So the basis of computer scientists in the hardware, installed a layer of software, this software can according to user input commands to achieve the effect of control hardware, and meet the needs of users, the software is called the operating system, the task of it is to the user program to provide a better, more simple, more clear computer model. In other words, the operating system acts as an intermediate layer, providing excuses for the user layer and the hardware, shielding the differences between different applications and hardware, and achieving the role of a unified standard.

At the bottom is the hardware. The hardware includes the chips, circuit boards, disks, keyboards, monitors, and other devices we mentioned above. On top of the hardware is the software. Most computers run in two modes: kernel mode and user mode. The most basic part of software is the operating system, which runs in kernel mode. The operating system has access to the hardware and can execute any instructions the machine can run. The rest of the software runs in user mode.

With an overview of the operating system, let’s take a look at the hardware

Computer hardware

Computer hardware is an important part of the computer, which contains five important components: arithmetic unit, controller, memory, input equipment, output equipment.

  • Arithmetic unitThe main function of computer is to process and calculate data and information. It is the part of the computer that performs arithmetic and various logical operations. The basic operations of an arithmetic unit include addition, subtraction, multiplication, division, shift and other operationsArithmetic&logical UnitThe implementation. The arithmetic unit mainly consists of arithmetic logic unit and register.
  • The controller: refers to the parts that change the main circuit or control circuit according to the specified order. It mainly plays the role of controlling command execution and completes the coordination and command of the operation of the entire computer system. The controller is composed of program counter, instruction register, decoder and so on.

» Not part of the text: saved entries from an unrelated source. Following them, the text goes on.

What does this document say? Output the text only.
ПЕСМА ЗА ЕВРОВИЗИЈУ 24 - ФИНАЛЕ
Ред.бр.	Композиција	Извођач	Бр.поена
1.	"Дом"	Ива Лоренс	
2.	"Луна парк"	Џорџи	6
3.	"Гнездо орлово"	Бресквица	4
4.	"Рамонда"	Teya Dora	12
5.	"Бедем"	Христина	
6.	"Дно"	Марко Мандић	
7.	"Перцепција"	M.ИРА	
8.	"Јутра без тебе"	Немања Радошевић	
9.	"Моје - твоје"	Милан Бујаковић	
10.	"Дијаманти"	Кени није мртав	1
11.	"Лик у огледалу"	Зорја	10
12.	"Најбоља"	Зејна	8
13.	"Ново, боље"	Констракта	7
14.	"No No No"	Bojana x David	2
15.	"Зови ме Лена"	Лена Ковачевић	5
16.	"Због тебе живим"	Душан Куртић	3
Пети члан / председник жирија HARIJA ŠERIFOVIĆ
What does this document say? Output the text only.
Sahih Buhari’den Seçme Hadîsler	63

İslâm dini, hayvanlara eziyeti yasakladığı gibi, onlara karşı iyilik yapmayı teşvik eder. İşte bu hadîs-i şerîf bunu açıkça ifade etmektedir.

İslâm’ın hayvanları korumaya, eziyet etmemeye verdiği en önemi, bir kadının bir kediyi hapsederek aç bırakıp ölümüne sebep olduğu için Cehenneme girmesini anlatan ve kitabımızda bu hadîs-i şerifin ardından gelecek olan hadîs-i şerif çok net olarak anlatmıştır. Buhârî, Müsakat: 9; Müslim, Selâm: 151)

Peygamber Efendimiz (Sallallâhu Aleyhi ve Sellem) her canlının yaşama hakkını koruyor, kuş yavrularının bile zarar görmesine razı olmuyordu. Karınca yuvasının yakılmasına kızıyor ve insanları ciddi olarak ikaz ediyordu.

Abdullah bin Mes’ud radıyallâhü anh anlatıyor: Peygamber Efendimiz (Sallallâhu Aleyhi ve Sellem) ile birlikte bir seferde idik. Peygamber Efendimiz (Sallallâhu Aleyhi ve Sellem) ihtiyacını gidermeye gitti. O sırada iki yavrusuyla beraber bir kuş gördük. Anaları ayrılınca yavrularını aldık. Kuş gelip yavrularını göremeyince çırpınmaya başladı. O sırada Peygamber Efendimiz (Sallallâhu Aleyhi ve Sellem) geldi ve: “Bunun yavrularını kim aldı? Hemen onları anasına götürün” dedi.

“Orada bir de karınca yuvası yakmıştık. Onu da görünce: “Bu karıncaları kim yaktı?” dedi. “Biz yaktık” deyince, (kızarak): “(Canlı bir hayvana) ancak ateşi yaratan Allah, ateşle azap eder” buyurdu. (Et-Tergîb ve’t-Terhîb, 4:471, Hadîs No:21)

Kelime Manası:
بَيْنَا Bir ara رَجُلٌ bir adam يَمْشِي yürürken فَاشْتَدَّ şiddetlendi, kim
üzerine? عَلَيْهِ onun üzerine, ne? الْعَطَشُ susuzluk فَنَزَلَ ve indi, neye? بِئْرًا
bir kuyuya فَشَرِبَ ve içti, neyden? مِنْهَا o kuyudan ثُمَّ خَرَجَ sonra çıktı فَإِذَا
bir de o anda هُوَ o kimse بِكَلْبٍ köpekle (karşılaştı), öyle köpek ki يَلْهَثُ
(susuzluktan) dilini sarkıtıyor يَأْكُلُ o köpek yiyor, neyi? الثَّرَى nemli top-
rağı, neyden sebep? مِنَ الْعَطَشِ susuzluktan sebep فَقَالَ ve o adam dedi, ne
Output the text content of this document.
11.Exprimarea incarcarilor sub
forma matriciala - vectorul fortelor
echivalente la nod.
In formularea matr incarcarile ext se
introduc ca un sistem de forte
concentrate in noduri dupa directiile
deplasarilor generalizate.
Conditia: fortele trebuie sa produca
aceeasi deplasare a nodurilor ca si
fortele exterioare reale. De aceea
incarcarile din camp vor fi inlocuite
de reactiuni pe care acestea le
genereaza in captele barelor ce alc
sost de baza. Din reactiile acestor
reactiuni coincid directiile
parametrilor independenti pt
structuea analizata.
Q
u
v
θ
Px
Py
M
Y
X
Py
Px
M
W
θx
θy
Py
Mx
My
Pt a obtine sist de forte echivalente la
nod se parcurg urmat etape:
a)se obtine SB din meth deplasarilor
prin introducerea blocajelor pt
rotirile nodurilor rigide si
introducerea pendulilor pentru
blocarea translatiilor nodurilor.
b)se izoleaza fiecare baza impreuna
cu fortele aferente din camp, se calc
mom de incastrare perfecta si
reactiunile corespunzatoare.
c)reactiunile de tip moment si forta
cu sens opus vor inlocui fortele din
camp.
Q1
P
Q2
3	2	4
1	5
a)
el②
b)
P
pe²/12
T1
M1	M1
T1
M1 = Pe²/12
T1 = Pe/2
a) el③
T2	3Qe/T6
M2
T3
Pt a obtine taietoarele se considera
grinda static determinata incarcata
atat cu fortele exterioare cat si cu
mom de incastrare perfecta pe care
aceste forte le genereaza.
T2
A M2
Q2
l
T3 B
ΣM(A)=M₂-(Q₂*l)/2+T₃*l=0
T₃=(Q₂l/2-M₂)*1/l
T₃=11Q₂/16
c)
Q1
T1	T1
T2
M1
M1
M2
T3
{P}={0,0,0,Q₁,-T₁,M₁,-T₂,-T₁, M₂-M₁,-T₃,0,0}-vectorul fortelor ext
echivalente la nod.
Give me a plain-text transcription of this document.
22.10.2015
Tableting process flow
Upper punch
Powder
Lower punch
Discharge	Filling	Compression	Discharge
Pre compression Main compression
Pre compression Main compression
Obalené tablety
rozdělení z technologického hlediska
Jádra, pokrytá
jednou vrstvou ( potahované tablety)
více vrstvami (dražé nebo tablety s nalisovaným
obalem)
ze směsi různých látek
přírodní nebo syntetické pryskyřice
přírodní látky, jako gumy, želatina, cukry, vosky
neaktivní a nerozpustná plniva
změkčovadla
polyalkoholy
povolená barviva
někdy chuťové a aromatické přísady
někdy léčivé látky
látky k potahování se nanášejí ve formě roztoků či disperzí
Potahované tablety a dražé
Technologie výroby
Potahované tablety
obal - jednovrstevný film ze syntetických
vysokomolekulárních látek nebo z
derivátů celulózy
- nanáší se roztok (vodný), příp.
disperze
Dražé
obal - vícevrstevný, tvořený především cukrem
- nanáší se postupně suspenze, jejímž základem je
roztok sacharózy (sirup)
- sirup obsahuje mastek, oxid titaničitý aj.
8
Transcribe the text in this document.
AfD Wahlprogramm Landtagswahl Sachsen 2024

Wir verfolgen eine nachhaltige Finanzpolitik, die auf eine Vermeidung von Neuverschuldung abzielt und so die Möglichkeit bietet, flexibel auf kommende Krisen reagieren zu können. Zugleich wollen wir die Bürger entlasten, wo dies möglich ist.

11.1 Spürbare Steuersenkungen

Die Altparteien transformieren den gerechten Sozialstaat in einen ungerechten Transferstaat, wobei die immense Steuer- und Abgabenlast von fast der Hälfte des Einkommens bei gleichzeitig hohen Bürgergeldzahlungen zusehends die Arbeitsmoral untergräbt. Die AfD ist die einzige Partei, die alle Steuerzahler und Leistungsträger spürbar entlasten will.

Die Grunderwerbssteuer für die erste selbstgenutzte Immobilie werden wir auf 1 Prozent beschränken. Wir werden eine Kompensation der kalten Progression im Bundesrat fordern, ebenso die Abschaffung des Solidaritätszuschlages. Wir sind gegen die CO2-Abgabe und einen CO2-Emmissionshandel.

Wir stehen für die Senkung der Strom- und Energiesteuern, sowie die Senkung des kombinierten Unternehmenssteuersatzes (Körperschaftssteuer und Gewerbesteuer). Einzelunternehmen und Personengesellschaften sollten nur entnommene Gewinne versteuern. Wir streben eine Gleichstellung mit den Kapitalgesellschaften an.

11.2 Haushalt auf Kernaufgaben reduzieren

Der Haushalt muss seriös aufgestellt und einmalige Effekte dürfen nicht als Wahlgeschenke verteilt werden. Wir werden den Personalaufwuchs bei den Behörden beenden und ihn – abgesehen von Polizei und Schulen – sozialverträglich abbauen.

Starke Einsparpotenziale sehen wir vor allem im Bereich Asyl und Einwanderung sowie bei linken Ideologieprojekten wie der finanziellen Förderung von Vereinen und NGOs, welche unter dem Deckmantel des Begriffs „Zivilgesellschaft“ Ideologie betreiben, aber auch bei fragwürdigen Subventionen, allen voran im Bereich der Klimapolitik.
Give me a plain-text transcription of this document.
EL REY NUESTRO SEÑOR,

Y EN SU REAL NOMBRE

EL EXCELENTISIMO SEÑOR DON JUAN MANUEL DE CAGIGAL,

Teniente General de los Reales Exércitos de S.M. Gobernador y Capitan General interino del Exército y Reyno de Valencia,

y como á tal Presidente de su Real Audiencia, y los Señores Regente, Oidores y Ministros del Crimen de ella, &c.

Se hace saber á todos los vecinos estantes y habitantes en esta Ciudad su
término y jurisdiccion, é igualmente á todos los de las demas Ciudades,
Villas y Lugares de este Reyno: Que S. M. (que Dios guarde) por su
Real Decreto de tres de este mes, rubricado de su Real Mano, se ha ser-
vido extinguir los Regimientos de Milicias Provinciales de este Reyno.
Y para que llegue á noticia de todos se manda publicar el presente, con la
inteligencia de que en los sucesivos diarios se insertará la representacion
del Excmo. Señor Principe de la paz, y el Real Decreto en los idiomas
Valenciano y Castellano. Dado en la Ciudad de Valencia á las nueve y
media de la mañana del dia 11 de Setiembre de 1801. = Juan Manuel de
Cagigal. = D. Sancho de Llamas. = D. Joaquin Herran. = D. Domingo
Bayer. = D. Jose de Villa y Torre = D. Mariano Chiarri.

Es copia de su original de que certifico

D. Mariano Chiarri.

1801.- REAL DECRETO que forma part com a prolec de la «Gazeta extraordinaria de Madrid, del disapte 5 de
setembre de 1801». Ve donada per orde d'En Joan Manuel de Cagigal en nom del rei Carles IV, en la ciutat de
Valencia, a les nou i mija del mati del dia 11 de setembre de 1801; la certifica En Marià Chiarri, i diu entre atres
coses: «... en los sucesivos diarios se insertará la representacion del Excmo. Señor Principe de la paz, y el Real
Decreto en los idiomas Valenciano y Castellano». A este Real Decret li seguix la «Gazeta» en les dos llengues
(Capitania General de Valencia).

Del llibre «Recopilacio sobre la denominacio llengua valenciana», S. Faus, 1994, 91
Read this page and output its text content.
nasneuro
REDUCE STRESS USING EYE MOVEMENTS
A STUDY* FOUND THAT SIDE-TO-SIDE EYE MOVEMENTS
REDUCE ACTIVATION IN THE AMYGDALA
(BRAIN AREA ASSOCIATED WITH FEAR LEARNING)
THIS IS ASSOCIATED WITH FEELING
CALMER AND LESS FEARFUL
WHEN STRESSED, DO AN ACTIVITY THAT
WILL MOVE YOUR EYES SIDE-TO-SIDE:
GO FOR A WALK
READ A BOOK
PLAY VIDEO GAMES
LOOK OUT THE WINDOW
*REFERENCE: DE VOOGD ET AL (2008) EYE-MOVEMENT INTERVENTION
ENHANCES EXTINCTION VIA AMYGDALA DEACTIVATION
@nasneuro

The arithmetic unit and the controller together make up the CPU

  • Memory: Memory is the memory device of a computer. As the name suggests, memory can hold information. There are two kinds of memory: main memory, or memory, which is the main interaction object of the CPU, and external memory, such as hard disks and floppy disks. The following is the storage architecture of modern computer systems

  • Input device: Input device is the device for the computer to obtain external information, it mainly includes the keyboard and mouse.

  • Output device: Output device is a device that presents the information obtained from the input device to the user after a series of calculations. It mainly includes display, printer, etc.

These five parts are also von Neumann’s architecture, which states that a computer must have the following functions:

Send the required programs and data to the computer. Long-term memory of programs, data, intermediate results, and final results is a must. Ability to perform various arithmetical, logical operations, data transmission and other data processing. Able to control the program direction according to the need, and can control the coordination of all parts of the machine according to the instructions. Ability to output processing results to users as required.

The following is a product map of the Intel family, which is a detailed classification of computer hardware. We introduce the hardware involved in the map

  • Bus (Buses)Running throughout the system are collections of electrical pipes called buses that transfer bytes of information back and forth between components. Usually buses are designed to transmit chunks of fixed length, i.eWord (word). The number of bytes in a word (word length) is a basic system parameter that varies from system to system. Most words today are 4 bytes (32 bits) or 8 bytes (64 bits).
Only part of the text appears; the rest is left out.